If you sent an email in the first few hours of 2010, there is a chance that it never reached its recipient thanks to an embarrassing ‘2010' bug buried in the open source SpamAssassin anti-spam engine used by many Internet Service Providers.
According to a UK-based techie who first blogged on the issue, the fault lies with the ‘FH_DATE_PAST_20XX' rule used in conjunction with many others by the program to score the likelihood of an email being spam. This assigns an especially high score to any email it encounters that has within its header a date beyond a defined point in the future, normally a reliable sign that the email in question is suspicious.
Unfortunately, due to an oversight this rule was not updated in compiled versions of Apache SpamAssassin 3.2.0 thru 3.2.5 in time for the turning of the year, and so any email sent with a sending date between 2010 and 2099 would have had the higher score applied to it automatically.
Although this on its own would be unlikely to have stopped an email, it is likely that the number of false positives would have increased dramatically until service providers noticed the issue. Non-packaged versions of SpamAssassin would not have been affected, though only a small minority of users download the software in this form.
It is impossible to say how many emails were affected, but reports have emerged of false positives in Sweden, Germany, and The Netherlands. According to Daniel Axsäter, CEO of Swedish open source anti-spam company CronLab, the effects of the bug would have been global, affecting every country from the point it crossed the date line.
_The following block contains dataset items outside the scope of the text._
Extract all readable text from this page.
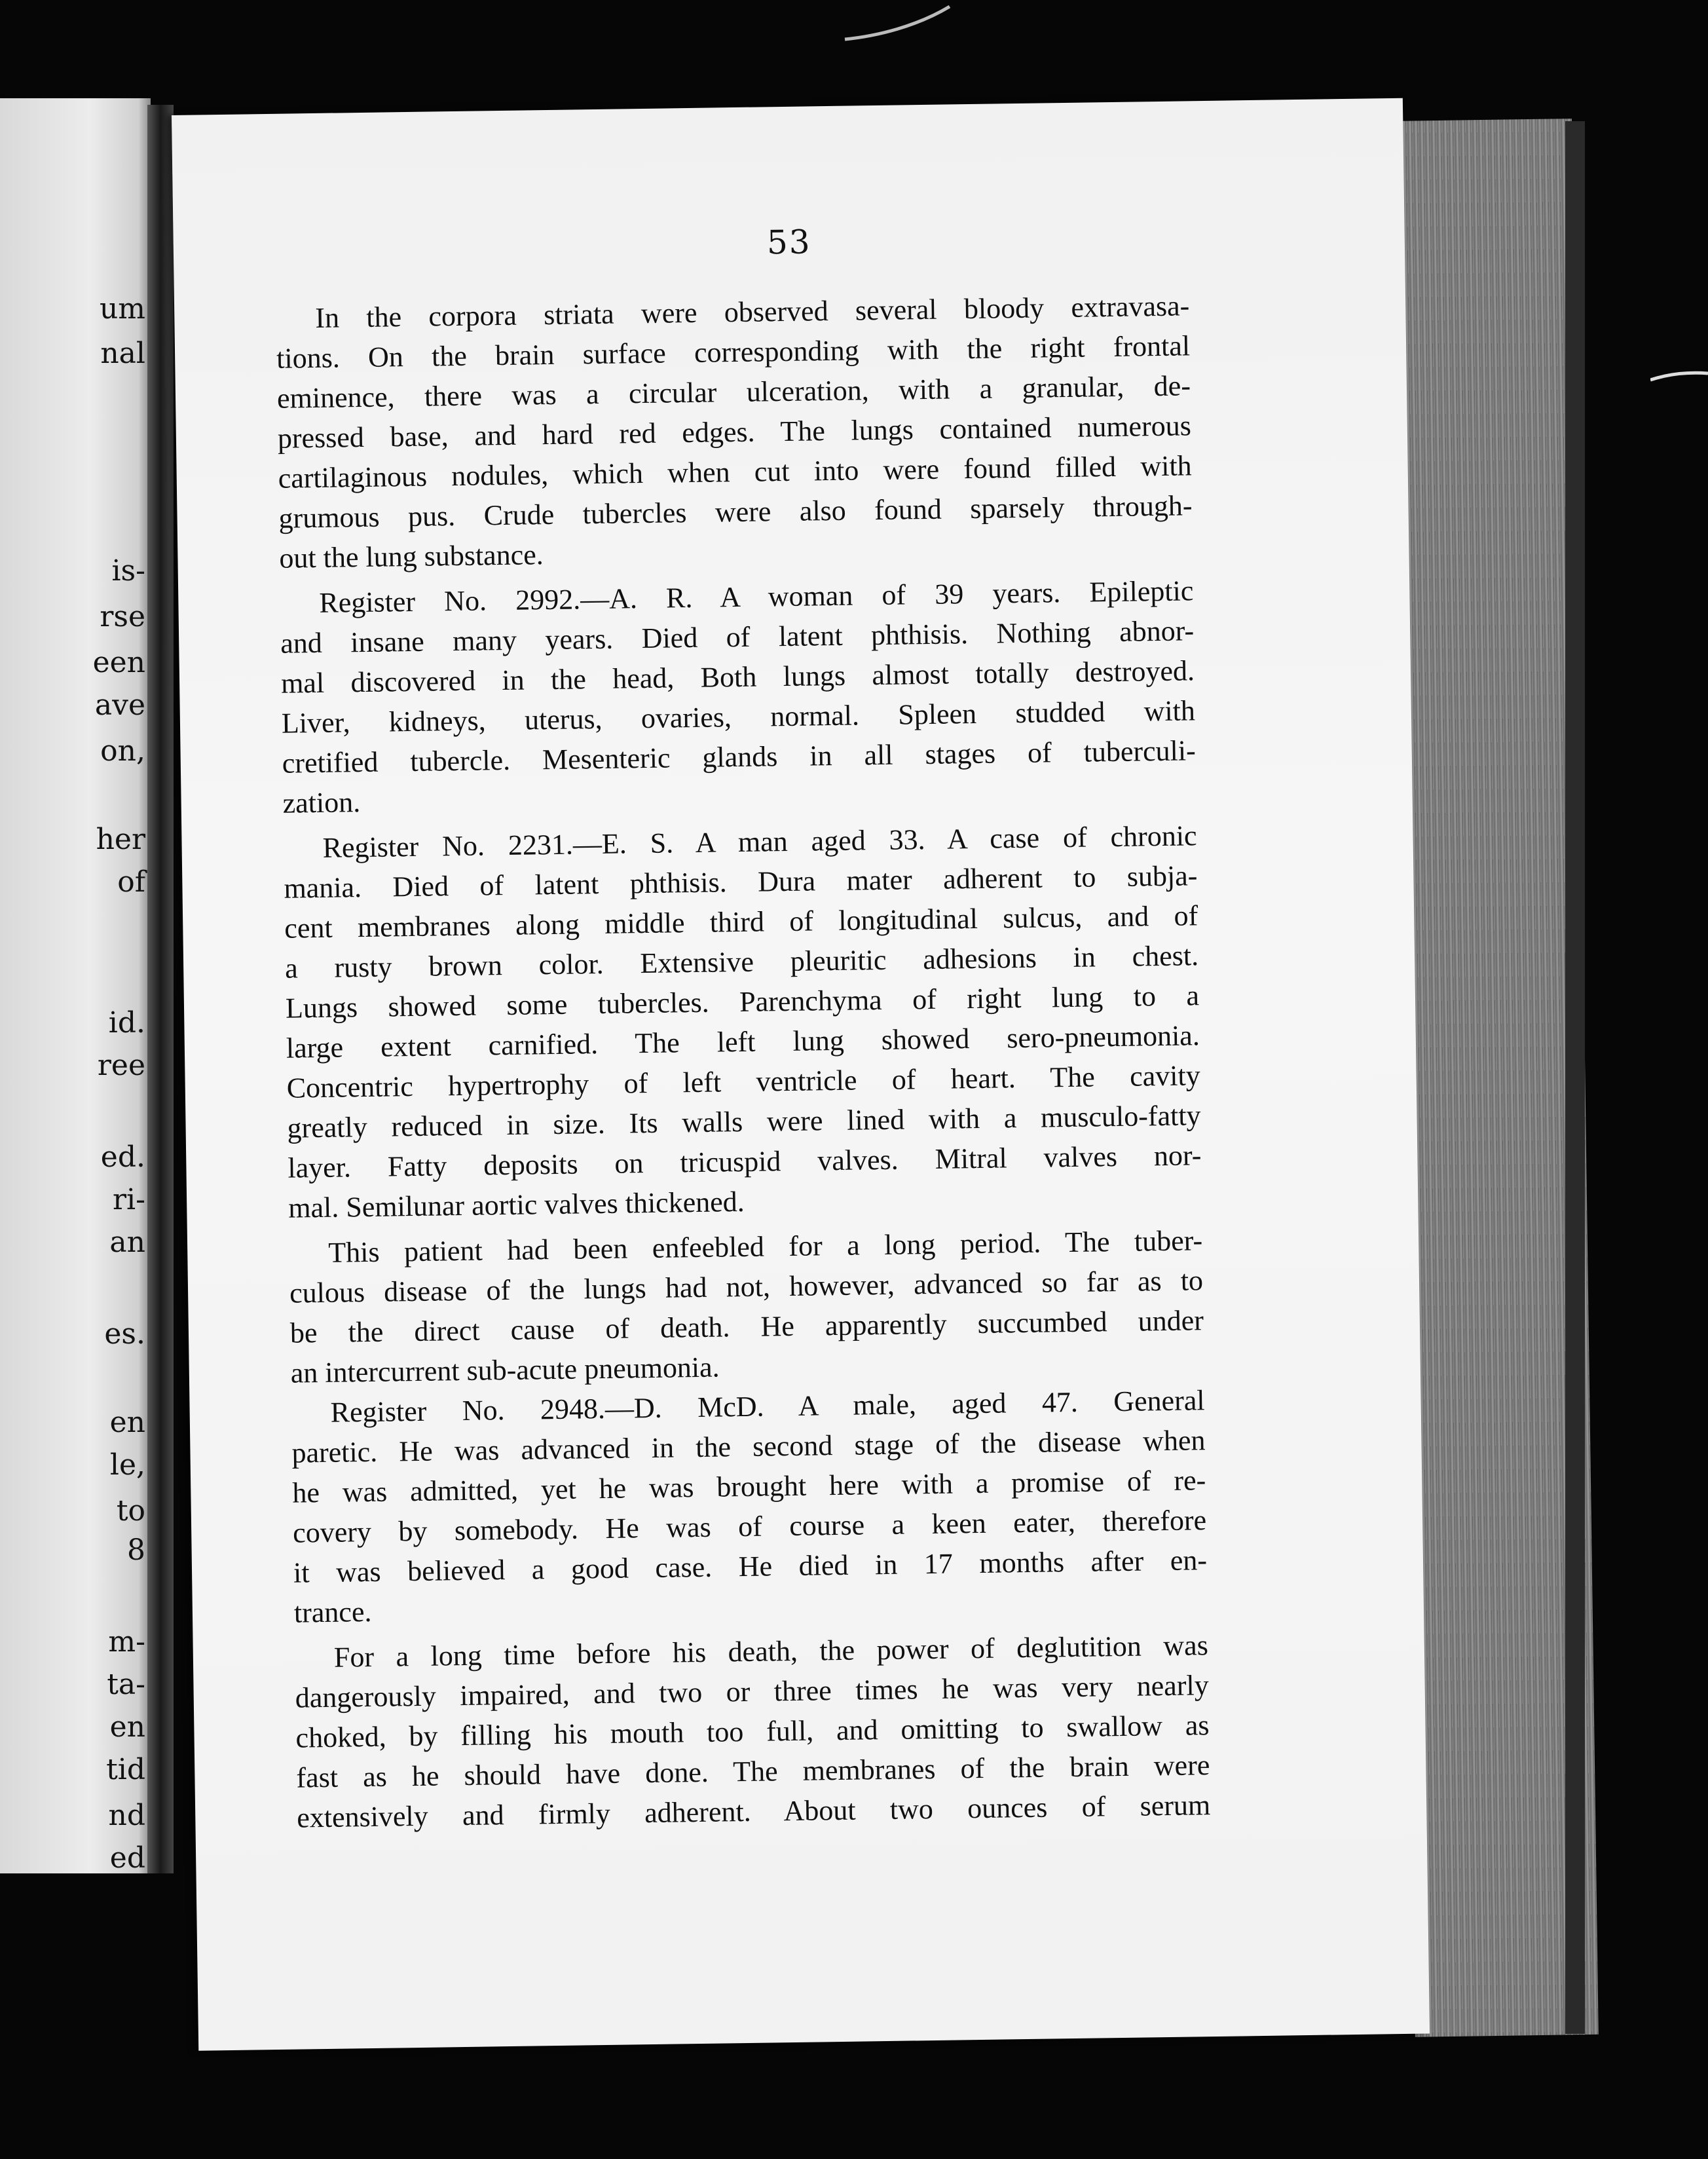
um
nal
is-
rse
een
ave
on,
her
of
id.
ree
ed.
ri-
an
es.
en
le,
to
8
m-
ta-
en
tid
nd
ed
53
In the corpora striata were observed several bloody extravasa-
tions. On the brain surface corresponding with the right frontal
eminence, there was a circular ulceration, with a granular, de-
pressed base, and hard red edges. The lungs contained numerous
cartilaginous nodules, which when cut into were found filled with
grumous pus. Crude tubercles were also found sparsely through-
out the lung substance.
Register No. 2992.—A. R. A woman of 39 years. Epileptic
and insane many years. Died of latent phthisis. Nothing abnor-
mal discovered in the head, Both lungs almost totally destroyed.
Liver, kidneys, uterus, ovaries, normal. Spleen studded with
cretified tubercle. Mesenteric glands in all stages of tuberculi-
zation.
Register No. 2231.—E. S. A man aged 33. A case of chronic
mania. Died of latent phthisis. Dura mater adherent to subja-
cent membranes along middle third of longitudinal sulcus, and of
a rusty brown color. Extensive pleuritic adhesions in chest.
Lungs showed some tubercles. Parenchyma of right lung to a
large extent carnified. The left lung showed sero-pneumonia.
Concentric hypertrophy of left ventricle of heart. The cavity
greatly reduced in size. Its walls were lined with a musculo-fatty
layer. Fatty deposits on tricuspid valves. Mitral valves nor-
mal. Semilunar aortic valves thickened.
This patient had been enfeebled for a long period. The tuber-
culous disease of the lungs had not, however, advanced so far as to
be the direct cause of death. He apparently succumbed under
an intercurrent sub-acute pneumonia.
Register No. 2948.—D. McD. A male, aged 47. General
paretic. He was advanced in the second stage of the disease when
he was admitted, yet he was brought here with a promise of re-
covery by somebody. He was of course a keen eater, therefore
it was believed a good case. He died in 17 months after en-
trance.
For a long time before his death, the power of deglutition was
dangerously impaired, and two or three times he was very nearly
choked, by filling his mouth too full, and omitting to swallow as
fast as he should have done. The membranes of the brain were
extensively and firmly adherent. About two ounces of serum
"Almost all ISPs use the standard rule set with some modifications," he said, describing the problem as probably having affected providers for anything from minutes and hours to days in some cases.
According to Axsäter, the lessons were that providers should update filters regularly, archive spam for a period of a month or more in case of problems, and offer end users a mechanism to check their filtered emails for false positives. All of these techniques were used by his company.
"Customers should simply not accept having their emails deleted if suspected as spam, but rather have them stored for a while so the ISP can do further analysis on the emails," he said. "ISPs and filtering providers need to up their game."
SpamAssassin issued a fix rapidly once it had been made aware of the problem, with advice offered from a help page on its website.
For ordinary users who worry that they might have been affected, but without a spam review report to check, the solution will have to be more basic - hit the resend button.